How Do Bump-Up and Step-Up CDs Work? | Banking Advice

Key Takeaways

  • Bump-up and step-up CDs allow you to take advantage of higher interest rates.
  • A bump-up CD lets you increase an account’s interest, usually just one time, before the CD’s term ends.
  • A step-up CD automatically phases in rate increases during the CD’s term.

The most familiar type of certificate of deposit is a traditional CD. These offer a fixed interest rate over a fixed period of time – for example, a 12-month CD with a permanent annual percentage yield of 4%.

But that isn’t your only option when shopping for a CD. Several CDs put a twist on the traditional CD, such as bump-up CDs and step-up CDs.

What Are Bump-Up CDs?

A bump-up CD lets you “bump up” to a higher interest rate if the bank is offering one. With most bump-up CDs, you can request a rate bump only one time during the life of the CD.

How Do Bump-Up CDs Work?

To take advantage of a rate bump, you first need to open a bump-up CD with a stated APY and make a minimum deposit.

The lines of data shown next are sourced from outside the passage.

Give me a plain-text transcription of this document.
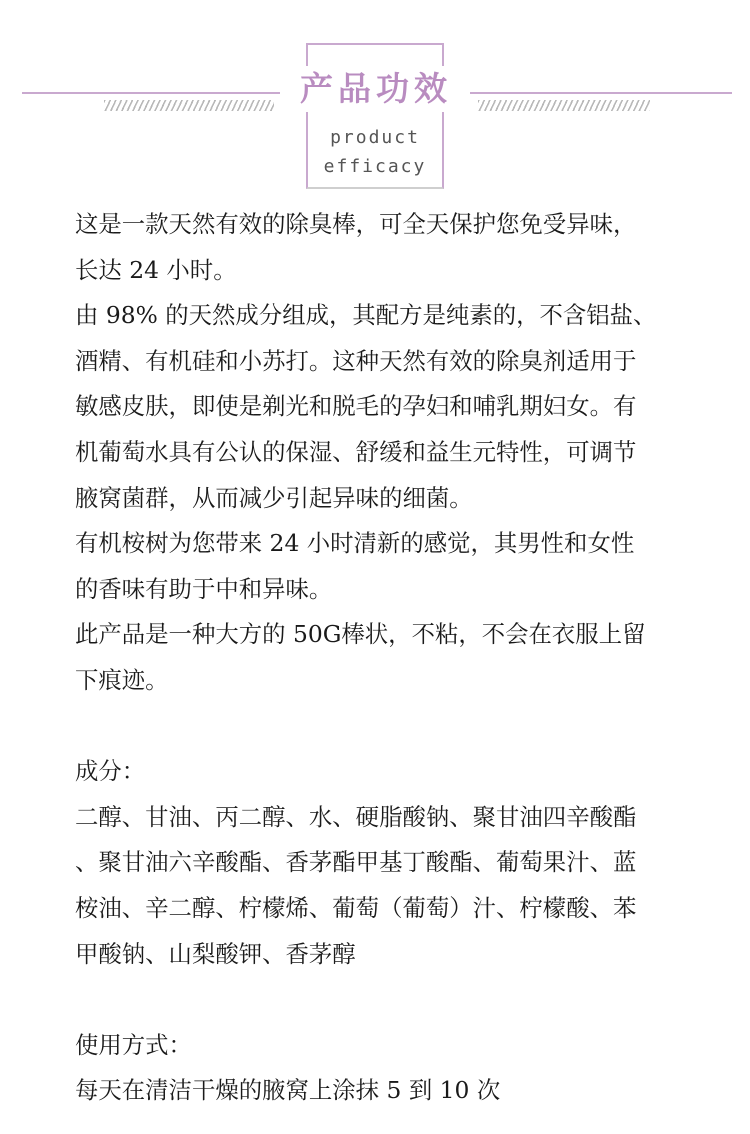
产品功效
product
efficacy

这是一款天然有效的除臭棒，可全天保护您免受异味，

长达 24 小时。

由 98% 的天然成分组成，其配方是纯素的，不含铝盐、

酒精、有机硅和小苏打。这种天然有效的除臭剂适用于

敏感皮肤，即使是剃光和脱毛的孕妇和哺乳期妇女。有

机葡萄水具有公认的保湿、舒缓和益生元特性，可调节

腋窝菌群，从而减少引起异味的细菌。

有机桉树为您带来 24 小时清新的感觉，其男性和女性

的香味有助于中和异味。

此产品是一种大方的 50G棒状，不粘，不会在衣服上留

下痕迹。

成分：

二醇、甘油、丙二醇、水、硬脂酸钠、聚甘油四辛酸酯

、聚甘油六辛酸酯、香茅酯甲基丁酸酯、葡萄果汁、蓝

桉油、辛二醇、柠檬烯、葡萄（葡萄）汁、柠檬酸、苯

甲酸钠、山梨酸钾、香茅醇

使用方式：

每天在清洁干燥的腋窝上涂抹 5 到 10 次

For example, let’s say you open an 18-month bump-up CD with an APY of 3.75%. Six months after setting up the account, the bank markets an 18-month bump-up CD with an APY of 4.25%. When that happens, you can ask the bank to bump your rate up to 4.25% for the remaining 12 months of your term.

While most bump-up CDs only permit one rate bump, some longer-term CDs might allow two.

Pros and Cons of Bump-Up CDs

Pros:

  • You may be able to boost your interest rate at least once during a CD’s term.

  • Bump-up CDs tend to offer more competitive rates than step-up CDs.

  • Bump-up CDs are more widely available compared with step-up CDs.

Cons:

  • APYs are typically lower than those on traditional and variable-rate CDs.

  • It may be difficult to find the term you want.

  • You’ll need to monitor for rate bump opportunities and consider what’s happening in the broader interest rate environment.